OBJECTIVE: To seek safe, effective, economical, simple treatment conjunctivochalasis surgical methods, optimize treatment, evaluation conjunctivochalasis surgical treatment. METHODS: A prospective randomized control study, 60 patients (60 eyes) conjunctivochalasis surgery patients were randomly divided into two groups, one line of bipolar coagulation therapy, another group of crescent conjunctival resection. After comparing the two surgical methods ocular surface disease index (OSDI) points, the degree of relaxation conjunctiva, tear meniscus height, BUT, surgical complications, the operation time to evaluate the two kinds of surgical methods of clinical efficacy. RESULTS: Bipolar coagulation therapy with crescent conjunctival resection in 8 weeks after the OSDI points, loose conjunctiva residual points, tear meniscus, BUT the difference was not statistically significant. 8 weeks after bipolar coagulation complications points lower than the crescent conjunctival resection is low, the difference was statistically significant (t = 4.67, P = 0.029); bipolar coagulation operating time (9.53 ± 3.15) min crescent than conjunctival resection time (18.59 ± 7.68) min short, the difference was statistically significant (t = 13.26, P > 0.01). CONCLUSIONS: Conjunctivochalasis line bipolar coagulation and removal of loose conjunctiva crescent with considerable effect, bipolar coagulation was significantly shorter operative time, a significant reduction in postoperative complications, surgical procedures easier.

Clinical evaluation of the quantitative locator for conjunctiva resection used as an instrument for the treatment of conjunctivochalasis.

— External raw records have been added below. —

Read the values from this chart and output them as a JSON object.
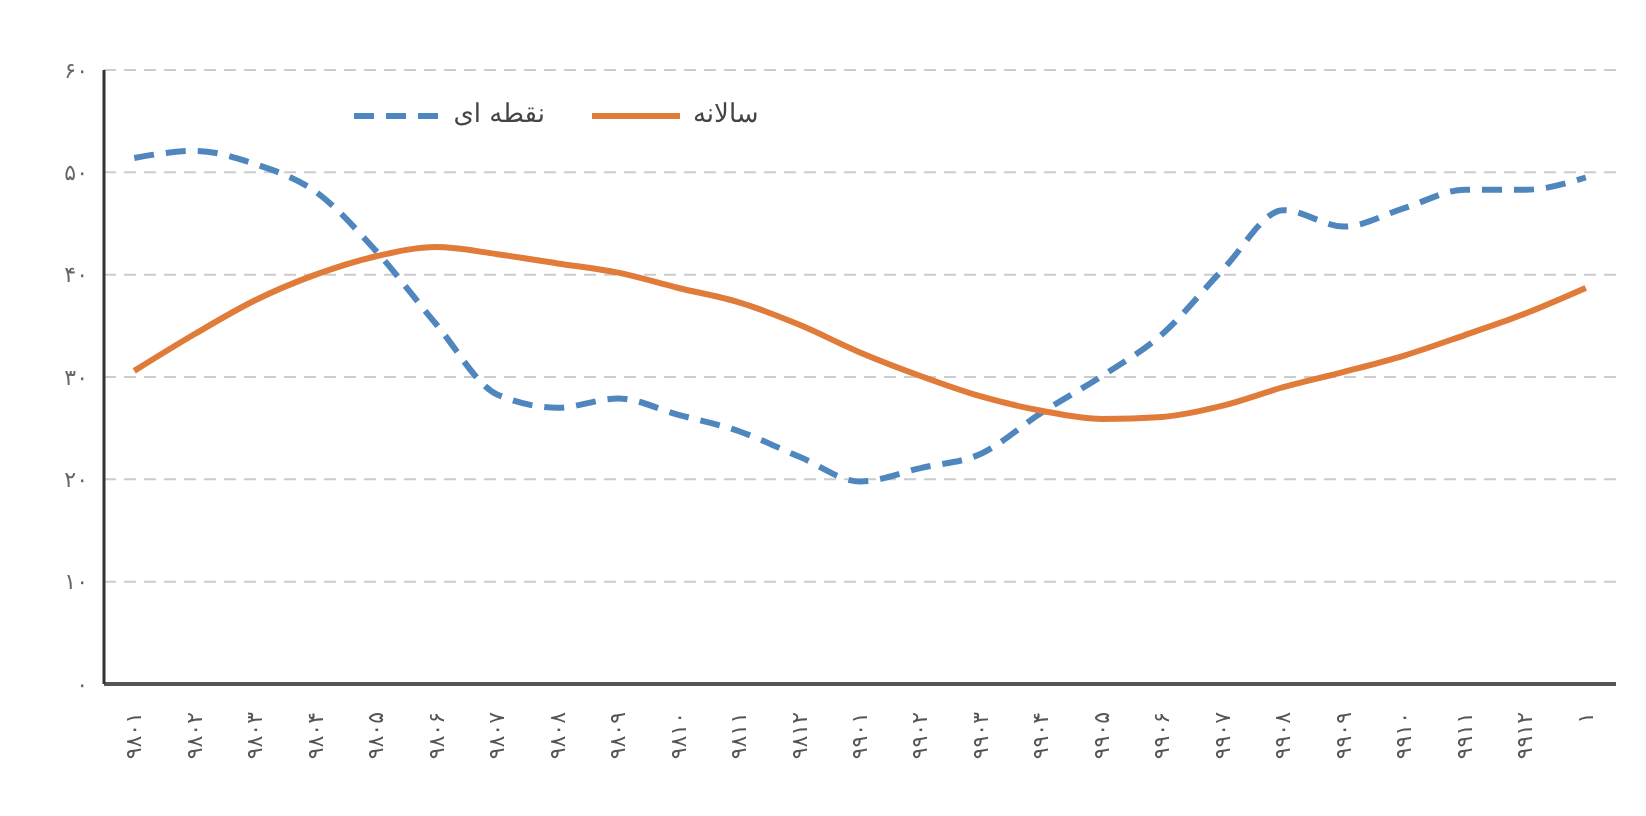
{
  "chart_data": {
    "type": "line",
    "categories": [
      "۹۸۰۱",
      "۹۸۰۲",
      "۹۸۰۳",
      "۹۸۰۴",
      "۹۸۰۵",
      "۹۸۰۶",
      "۹۸۰۷",
      "۹۸۰۸",
      "۹۸۰۹",
      "۹۸۱۰",
      "۹۸۱۱",
      "۹۸۱۲",
      "۹۹۰۱",
      "۹۹۰۲",
      "۹۹۰۳",
      "۹۹۰۴",
      "۹۹۰۵",
      "۹۹۰۶",
      "۹۹۰۷",
      "۹۹۰۸",
      "۹۹۰۹",
      "۹۹۱۰",
      "۹۹۱۱",
      "۹۹۱۲",
      "۱"
    ],
    "series": [
      {
        "name": "نقطه ای",
        "color": "#4f86bd",
        "line_style": "dashed",
        "values": [
          51.4,
          52.1,
          50.8,
          48.1,
          42.3,
          35.1,
          28.3,
          27.0,
          27.9,
          26.3,
          24.7,
          22.2,
          19.8,
          21.1,
          22.5,
          26.5,
          30.1,
          34.2,
          40.5,
          46.3,
          44.7,
          46.5,
          48.3,
          48.3,
          49.5
        ]
      },
      {
        "name": "سالانه",
        "color": "#e07b39",
        "line_style": "solid",
        "values": [
          30.6,
          34.2,
          37.5,
          40.0,
          41.8,
          42.7,
          42.0,
          41.1,
          40.2,
          38.7,
          37.3,
          35.1,
          32.4,
          30.1,
          28.1,
          26.7,
          25.9,
          26.1,
          27.2,
          29.0,
          30.5,
          32.1,
          34.1,
          36.2,
          38.7
        ]
      }
    ],
    "ylim": [
      0,
      60
    ],
    "yticks": [
      {
        "value": 0,
        "label": "۰"
      },
      {
        "value": 10,
        "label": "۱۰"
      },
      {
        "value": 20,
        "label": "۲۰"
      },
      {
        "value": 30,
        "label": "۳۰"
      },
      {
        "value": 40,
        "label": "۴۰"
      },
      {
        "value": 50,
        "label": "۵۰"
      },
      {
        "value": 60,
        "label": "۶۰"
      }
    ],
    "grid": "y",
    "legend": "top",
    "marker": "none"
  }
}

BACKGROUND: The crescent excision of the inferior bulbar conjunctiva has been advised as a surgical procedure in the management of conjunctivochalasis refractory to medical treatments. However, it is difficult for this procedure to design how much conjunctival tissue should be excised. This study aimed to present a quantitative locator for conjunctiva resection and evaluate its effect on the treatment of conjunctivochalasis (CCh). METHODS: Poly ß-hydroxyethyl methacrylate resin/ß-hydroxyethyl methacrylate (HEMA, water gel) was used as the material to make the quantitative locator which was designed to suit the specific patient. Forty-six patients with bilateral symptomatic CCh were included in this prospective study. Of the patients, while the right eye underwent the popularly used crescent-shaped conjunctiva resection (group I), the left eye was treated with conjunctiva resection assisted by the quantitative locator (group II). International Ocular Surface Disease Index (OSDI), scores of remnant conjunctiva fold, complications and conjunctival cut healing, height of tear meniscus, tear break-up time (BUT), and time of surgery were evaluated. Tasting chloromycetin test (TCT) was used to evaluate how the lacrimal duct worked. RESULTS: OSDI in group II (8.82 ± 2.36) was significantly lower than that in group I (14.67 ± 2.21) (t = 12.22, P < 0.01). The amount of conjunctiva fold remaining in group II was less than that in group I. Scores of remnant conjunctiva fold in group I were significantly higher than those in group II (t = 31.85, P < 0.01). While evaluation scores of conjunctival cut healing in group I were lower than those in group II, scores of complication in group I were significantly higher than those in group II at 8 weeks after surgery (t = 89.60, P < 0.01). There was no significant difference in eyes with normal BUT (χ(2) = 0.031, P = 0.985) between the two groups, as the case was in eyes with positive TCT (χ(2) = 0.14, P = 0.930) and in eyes with normal height of tear meniscus (χ(2) = 0.48, P = 0.780). Mean surgery time in group II ((17.11 ± 2.08) minutes) was significantly shorter than that in group I ((25.22 ± 4.78) minutes) (t = 13.84, P < 0.01). CONCLUSION: A quantitative locator can be used as an effective, safe, and less time-consuming instrument to facilitate conjunctival excision for symptomatic CCh treatment.